Untuk menunjang proses berpikir dan pengembangan potensi tersebut, media digital hadir untuk menengarai perubahan yang berkecimpung dalam proses belajar siswa/i.
Tak pelak bahwa media digital merupakan buah karya dari proses belajar manusia dan untuk itu akan menjadi lebih berguna apabila media digital digunakan sebagai penunjang dalam proses penggalian dan pengekspresian ide atau gagasan dari siswa/i.
Proses belajar siswa/i di abad ke-21 merupakan proses belajar yang mengandalkan nalar sekaligus media digital.
Dua entitas ini menjadi sarana utama dalam menyukseskan proses belajar dan penggalian ide atau gagasan dari siswa/i.
Artinya, nalar digunakan untuk mengetahui dan mengkritisi apa yang ada dalam media digital.
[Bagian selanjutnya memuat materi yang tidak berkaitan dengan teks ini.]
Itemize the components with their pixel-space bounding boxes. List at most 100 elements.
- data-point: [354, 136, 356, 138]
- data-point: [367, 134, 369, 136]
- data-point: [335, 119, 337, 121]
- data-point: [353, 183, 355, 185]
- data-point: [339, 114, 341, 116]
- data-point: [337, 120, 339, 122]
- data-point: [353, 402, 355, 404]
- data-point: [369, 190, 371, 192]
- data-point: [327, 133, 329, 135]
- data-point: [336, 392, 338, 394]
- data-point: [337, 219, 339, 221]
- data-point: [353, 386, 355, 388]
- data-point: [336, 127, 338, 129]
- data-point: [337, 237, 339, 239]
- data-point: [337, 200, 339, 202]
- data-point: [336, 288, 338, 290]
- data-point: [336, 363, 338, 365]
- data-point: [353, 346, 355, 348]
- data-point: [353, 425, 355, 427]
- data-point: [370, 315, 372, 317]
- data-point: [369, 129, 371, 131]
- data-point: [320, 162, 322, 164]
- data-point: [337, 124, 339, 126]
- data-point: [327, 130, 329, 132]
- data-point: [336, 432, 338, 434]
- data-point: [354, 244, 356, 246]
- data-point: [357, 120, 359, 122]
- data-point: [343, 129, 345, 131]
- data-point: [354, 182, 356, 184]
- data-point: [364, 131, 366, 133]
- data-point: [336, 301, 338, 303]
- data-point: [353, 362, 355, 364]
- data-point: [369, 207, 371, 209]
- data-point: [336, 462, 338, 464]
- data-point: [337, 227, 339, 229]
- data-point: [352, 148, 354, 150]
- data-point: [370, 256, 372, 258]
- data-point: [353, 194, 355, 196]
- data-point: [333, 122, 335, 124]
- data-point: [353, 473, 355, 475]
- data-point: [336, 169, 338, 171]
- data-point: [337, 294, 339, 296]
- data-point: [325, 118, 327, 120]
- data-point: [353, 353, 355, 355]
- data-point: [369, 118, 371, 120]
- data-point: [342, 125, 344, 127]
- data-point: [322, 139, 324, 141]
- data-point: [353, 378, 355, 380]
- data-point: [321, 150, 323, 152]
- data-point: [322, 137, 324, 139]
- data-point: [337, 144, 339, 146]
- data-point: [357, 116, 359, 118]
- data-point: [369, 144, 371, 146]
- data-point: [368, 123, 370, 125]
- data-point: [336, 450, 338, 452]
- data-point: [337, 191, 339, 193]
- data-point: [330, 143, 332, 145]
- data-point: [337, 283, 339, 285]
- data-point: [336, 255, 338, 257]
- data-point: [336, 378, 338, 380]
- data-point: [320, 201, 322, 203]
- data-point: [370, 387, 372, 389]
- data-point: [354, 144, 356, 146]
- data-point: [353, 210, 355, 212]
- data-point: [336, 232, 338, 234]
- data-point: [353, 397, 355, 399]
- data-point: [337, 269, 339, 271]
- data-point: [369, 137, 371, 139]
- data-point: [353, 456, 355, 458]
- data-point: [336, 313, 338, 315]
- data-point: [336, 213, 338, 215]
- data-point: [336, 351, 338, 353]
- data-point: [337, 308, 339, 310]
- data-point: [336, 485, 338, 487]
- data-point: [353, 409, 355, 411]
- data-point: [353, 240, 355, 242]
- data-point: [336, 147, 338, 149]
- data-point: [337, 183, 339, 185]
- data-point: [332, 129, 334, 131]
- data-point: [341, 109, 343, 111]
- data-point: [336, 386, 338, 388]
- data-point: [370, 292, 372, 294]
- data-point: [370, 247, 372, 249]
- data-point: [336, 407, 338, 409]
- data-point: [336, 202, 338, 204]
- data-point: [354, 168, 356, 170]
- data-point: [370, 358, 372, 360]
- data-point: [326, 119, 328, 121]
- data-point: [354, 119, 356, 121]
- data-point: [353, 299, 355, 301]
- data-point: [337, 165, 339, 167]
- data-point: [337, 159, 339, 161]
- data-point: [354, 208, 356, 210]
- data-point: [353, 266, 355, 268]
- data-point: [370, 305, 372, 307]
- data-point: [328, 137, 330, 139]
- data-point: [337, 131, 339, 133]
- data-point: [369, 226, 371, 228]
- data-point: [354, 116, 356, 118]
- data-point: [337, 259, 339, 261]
Hal ini diperlukan guna menyeimbangkan antara pegembangkan kemampuan dan pencapaian keinginan siswa/i dalam menggunakan media digital.
Kemudian media digital itu sendiri sangat dibutuhkan dalam proses belajar dengan maksud untuk menyejajarkan antara kemajuan zaman dan pengembangan potensi siswa/i.
Di mana, akselerasi kemajuan zaman yang begitu masif mendorong siswa/i juga untuk mampu mengkondisikan diri dengan situasi dan perkembangan yang terjadi.
Pada penjabaran lebih lanjut, proses belajar siswa/i abad ke-21 ternyata mendapat tanggapan serius dari Menteri pendidikan Indonesia, Nadiem Anwar Makarim.
Dia menyikapi kondisi yang terjadi dengan membuat Program Merdeka Belajar.
Program Merdeka Belajar itu sendiri merupakan sebuah konsep belajar yang memberikan ‘kebebasan’ atau ‘kemerdekaan’ dalam proses belajar dan pengembangan potensi siswa/i.
Nadiem membuat program tersebut karena terdorong oleh keinginannya untuk menciptakan suasana belajar yang bahagia tanpa dibebani dengan pencapaian skor atau nilai tertentu (id.wikipedia.org).
Sejalan dengan itu, Program Merdeka Belajar yang dibuat oleh Nadiem ternyata dipengaruhi juga oleh penelitian PISA pada tahun 2019 yang menunjukkan hasil penilaian bahwa siswa Indonsia hanya menduduki posisi keenam dari bawah.
Untuk bidang matematika dan literasi, Indonesia menduduki posisi ke-74 dari 79 negara (id.wikipedia.org).
Hal ini menunjukkan bahwa siswa Indonesia masih rendah dan tertinggal dari negara lain, khusunya dalam aspek pendidikan dan proses belajar siswa/i.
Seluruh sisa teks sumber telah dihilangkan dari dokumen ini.